Last week we also had Microsoft announce that they are suing the US Justice Department for its frequent use of gag orders preventing it from telling people when the government obtains a warrant to read their emails.  Microsoft states that the gag order statute in the Electronic Communications Privacy Act of 1986, as employed today by the courts, is unconstitutional.  According to Microsoft, the practice violates the Fourth Amendment right of its customers to know if the government searches or seizes their property, and it breaches the company’s First Amendment right to speak to its customers.  Although the case could be in the courts for months or years, Microsoft is trying to start a public debate about the frequent use of secrecy orders in government investigations.  Microsoft reminds us that they do not own the data within their service - that the customers own their data and Microsoft is simply the custodian of that data.  Their position here very much is in line with that statement.

My personal information in many ways is my identity and I want to make sure my government does everything it can to protect it.  I for one, as a security-minded person, applaud Uber, Google, Yahoo, Facebook, Twitter, Apple, Microsoft and others for these efforts towards transparency!  The transparency report is an excellent practice which allows us to get an initial view into how personal data is accessed by our governments, regulatory bodies and law enforcement agencies.  We can begin to debate how much personal information governments should be allowed to access and what they must do with it.  Finally we can start to work with these organizations to ensure that they put in place appropriate security policies and privacy controls to better protect our personal information and identities.

Monday, April 4, 2016

Securing Office 365: Activity Monitoring

Thanks to everyone that attended my session this weekend at SharePoint Saturday San Antonio.  Thank you also to the organizers of this great event!  I really enjoyed giving the session on Office 365 Activity Monitoring and was very happy that the audience was so engaged!  Great Questions!
My slides can be found here on SlideShare: 

If you'd like to download the presentation please click the link just below the embedded presentation.  Those who have seen my previous posts on this blog will see that I previously posted a presentation on this topic.  Microsoft has updated the Activity Monitoring feature in the Office 365 service in the last 2 months and this presentation is updated to take those updates into account.

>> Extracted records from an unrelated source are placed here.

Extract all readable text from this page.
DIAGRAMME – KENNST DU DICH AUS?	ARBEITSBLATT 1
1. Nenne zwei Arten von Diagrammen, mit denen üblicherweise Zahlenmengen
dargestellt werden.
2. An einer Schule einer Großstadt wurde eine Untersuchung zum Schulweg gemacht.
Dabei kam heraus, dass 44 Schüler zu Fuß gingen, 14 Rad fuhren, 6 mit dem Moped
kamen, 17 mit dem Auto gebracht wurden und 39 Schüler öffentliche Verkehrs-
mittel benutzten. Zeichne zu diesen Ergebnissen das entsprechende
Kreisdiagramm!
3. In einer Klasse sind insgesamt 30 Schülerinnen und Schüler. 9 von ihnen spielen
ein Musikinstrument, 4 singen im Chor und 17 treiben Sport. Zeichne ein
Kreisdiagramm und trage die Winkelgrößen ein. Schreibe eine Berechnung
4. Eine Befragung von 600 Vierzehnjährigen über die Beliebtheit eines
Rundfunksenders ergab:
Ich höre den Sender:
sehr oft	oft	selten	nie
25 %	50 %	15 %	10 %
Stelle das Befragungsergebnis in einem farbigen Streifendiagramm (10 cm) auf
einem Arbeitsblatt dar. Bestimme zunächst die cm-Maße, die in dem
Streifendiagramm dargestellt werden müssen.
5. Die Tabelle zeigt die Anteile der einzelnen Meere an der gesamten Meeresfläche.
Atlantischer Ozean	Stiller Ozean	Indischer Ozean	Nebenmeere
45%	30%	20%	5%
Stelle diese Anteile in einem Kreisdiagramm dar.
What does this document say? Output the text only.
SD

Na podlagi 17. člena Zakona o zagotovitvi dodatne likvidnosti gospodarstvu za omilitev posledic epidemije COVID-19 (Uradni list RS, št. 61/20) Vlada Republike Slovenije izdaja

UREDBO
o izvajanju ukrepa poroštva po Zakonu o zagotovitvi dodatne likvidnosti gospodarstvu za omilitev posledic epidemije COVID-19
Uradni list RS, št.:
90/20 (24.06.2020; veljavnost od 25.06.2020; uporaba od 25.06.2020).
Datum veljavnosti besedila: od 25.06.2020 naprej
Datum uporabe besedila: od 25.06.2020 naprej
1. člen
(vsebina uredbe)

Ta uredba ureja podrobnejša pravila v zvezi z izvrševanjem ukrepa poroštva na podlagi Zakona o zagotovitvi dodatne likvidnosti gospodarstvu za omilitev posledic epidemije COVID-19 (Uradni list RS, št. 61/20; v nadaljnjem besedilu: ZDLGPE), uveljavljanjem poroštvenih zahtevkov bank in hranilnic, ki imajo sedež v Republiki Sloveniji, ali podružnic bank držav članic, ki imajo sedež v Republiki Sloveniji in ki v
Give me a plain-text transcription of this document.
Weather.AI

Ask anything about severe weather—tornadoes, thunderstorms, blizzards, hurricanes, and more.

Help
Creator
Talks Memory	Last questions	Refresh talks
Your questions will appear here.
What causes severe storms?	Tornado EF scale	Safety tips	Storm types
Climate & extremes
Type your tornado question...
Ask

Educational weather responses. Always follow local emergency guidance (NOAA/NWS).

As mentioned, Activity Monitoring is just 1 important part of securing our enterprise content management environments, but its not a "set it and forget it" activity.  Making real use of activity monitoring to help improve the security of our systems requires the right policies and procedures in place, and it requires active management and regular review of the logs.  It also requires getting the logs into some form that is not too labor intensive to retrieve, format and review.  I typically recommend the following policies:
  • Review privileged user (administrator) access quarterly
  • Review user access annually
Depending on the number of users in your environment, the annual access review may or may not be very practical so you may have to find some ways to make it practical, like:
  • Taking a sample of users
  • Developing some automated scripts or code which extract specific anomalies in the logs, like if you've identified where sensitive content exists and looking specifically for access to those areas
There are lots of other ways to make this practical, but it will likely require some serious work to put these practices into place in your specific business environment.

There were some really good questions about how you might use PowerShell to extract specific details out of the activity logs.  I'm working on a simple script to do just that now, which I'll try to post later this week.